所以,就算難受得寧願死去,他還是,強迫自己醒來,胸口彷彿被什麼重物壓著,被這股沉重壓得喘不過氣來,他張開乾裂的薄唇,大口的呼氣……
東陵弈桀緩緩睜開,赤紅的雙眼,墨黑深幽的瞳孔,變得迷離和朦朧,帶著初醒時的恍惚,他動了動手指,而胸口,傳來輕微的疼痛,他緩緩舉起手來,輕輕的搭在胸膛上,傷口似乎已經結疤,隨後,他積聚了體內所有的力量,強撐起了半個身子。
他想從床榻上下去,卻發現身體該死的虛弱,胸膛上的傷口隱隱作痛,又裂開了。
從來沒有像此刻一樣,如此痛恨著自己的虛弱,可是,她卻不在他身邊,東陵弈桀眼眸中流露出恐慌,心中不停的深喚道:“雪兒……雪兒……”
內心似乎被一團莫名的疼痛,給糾纏住了,他明白了,原來窒息,可以讓人如此的難過。
銘刻在心上的容顏,那雙清澈如水的眼睛,帶著一絲絕情與無措,蒼白的嘴唇緊緊的抿著,帶著一絲倔強與偽裝,眉宇間,有著一抹鬱結不散的愁,是那麼痛苦,臉上那一道結了痂的傷疤,在蒼白臉色遮掩下,愈發觸目驚心,令他不忍目睹。
那一道傷疤,勾起了他心中的痛,是為自己沒能好好保護她而生出的悔恨,為什麼自己陪在她身邊,還總是讓她,發生不幸之事?
可是,事到如今,什麼都晚了,他連彌補的機會也沒有……
東陵弈桀的心一痛,彷彿被細密的絲線,一點一滴縈繞著,他沉下眼眸,暗暗在心中起誓,他會不惜一切代價,爭取回她的心,只要他還活著一天,這份誓言,就不會褪色。
這時,一名身裝粉衣的婢女,端著流質的輕淡食物,緩緩走了進來,見東陵弈桀坐在床榻上,手上的東西頓時墜落,啪的一聲,清脆刺耳。
隨後,她驚喜的轉身,猛衝了出去,在外門大聲的叫道:“王爺醒了,王爺醒了……”
沒過多久,莫離從外面衝了進來,見到東陵弈桀的清醒的樣子,眼眶不自覺的發燙,高興的叫道:“太好了,王爺,你終於醒了……”

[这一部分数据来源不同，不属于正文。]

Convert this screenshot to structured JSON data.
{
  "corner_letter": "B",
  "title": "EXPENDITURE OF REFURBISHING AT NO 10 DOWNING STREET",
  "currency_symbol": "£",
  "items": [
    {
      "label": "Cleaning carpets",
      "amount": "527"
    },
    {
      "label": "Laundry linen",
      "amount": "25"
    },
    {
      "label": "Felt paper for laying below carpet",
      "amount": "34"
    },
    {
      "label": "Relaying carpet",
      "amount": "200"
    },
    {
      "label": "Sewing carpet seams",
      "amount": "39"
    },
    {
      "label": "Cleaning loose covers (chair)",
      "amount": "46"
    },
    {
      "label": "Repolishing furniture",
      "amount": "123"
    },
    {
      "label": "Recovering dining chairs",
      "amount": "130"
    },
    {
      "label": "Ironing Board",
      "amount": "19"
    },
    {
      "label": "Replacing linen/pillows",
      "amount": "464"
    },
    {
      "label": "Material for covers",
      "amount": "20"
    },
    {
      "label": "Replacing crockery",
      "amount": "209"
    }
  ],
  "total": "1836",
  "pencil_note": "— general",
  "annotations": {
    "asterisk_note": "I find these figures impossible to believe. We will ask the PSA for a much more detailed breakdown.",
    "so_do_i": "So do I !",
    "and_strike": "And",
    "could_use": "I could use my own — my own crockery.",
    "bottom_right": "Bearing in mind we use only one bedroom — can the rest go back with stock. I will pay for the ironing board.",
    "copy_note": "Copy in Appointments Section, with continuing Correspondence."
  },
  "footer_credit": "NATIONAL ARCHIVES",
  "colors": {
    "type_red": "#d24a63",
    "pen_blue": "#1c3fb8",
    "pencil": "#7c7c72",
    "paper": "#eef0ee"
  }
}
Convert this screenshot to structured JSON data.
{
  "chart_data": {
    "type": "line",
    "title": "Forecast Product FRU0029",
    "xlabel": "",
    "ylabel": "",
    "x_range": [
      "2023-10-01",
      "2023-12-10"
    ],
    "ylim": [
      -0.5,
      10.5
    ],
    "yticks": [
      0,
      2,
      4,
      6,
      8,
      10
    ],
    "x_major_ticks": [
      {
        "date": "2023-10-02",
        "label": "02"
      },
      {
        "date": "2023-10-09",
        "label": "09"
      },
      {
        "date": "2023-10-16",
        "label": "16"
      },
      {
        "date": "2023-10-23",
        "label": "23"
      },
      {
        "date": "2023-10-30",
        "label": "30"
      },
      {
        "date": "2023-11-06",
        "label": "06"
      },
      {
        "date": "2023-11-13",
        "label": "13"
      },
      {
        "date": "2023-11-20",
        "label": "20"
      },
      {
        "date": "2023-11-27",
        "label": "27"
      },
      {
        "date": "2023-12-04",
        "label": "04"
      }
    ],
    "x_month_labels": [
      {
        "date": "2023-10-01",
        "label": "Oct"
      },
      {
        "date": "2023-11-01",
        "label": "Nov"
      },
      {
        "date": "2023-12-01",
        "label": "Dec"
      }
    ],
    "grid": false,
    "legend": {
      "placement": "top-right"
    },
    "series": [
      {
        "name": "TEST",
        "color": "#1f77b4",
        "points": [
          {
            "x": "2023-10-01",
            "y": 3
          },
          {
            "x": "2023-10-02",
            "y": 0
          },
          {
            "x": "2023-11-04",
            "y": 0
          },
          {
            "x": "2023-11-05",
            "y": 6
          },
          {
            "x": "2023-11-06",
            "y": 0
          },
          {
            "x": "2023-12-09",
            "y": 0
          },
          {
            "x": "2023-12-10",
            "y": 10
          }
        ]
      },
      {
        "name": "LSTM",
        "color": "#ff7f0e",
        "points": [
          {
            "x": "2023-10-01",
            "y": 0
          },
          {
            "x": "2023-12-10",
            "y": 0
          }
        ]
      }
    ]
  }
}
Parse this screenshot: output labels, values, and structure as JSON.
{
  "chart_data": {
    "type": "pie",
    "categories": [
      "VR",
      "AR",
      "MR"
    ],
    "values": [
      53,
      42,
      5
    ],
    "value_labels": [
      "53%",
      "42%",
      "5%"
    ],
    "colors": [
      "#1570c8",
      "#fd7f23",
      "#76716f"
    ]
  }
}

東陵弈桀目光微微轉動,眸中漸漸生出一絲光亮,隨後,他張了張唇,似很艱難的發出聲,嗓音沙啞得不成樣子,“人呢?”
莫離快步上前,單膝跪在地上,面色有些遲疑不決,欲言又止的開口,“屬下無能,王妃一行人,已經離開了天玥國……”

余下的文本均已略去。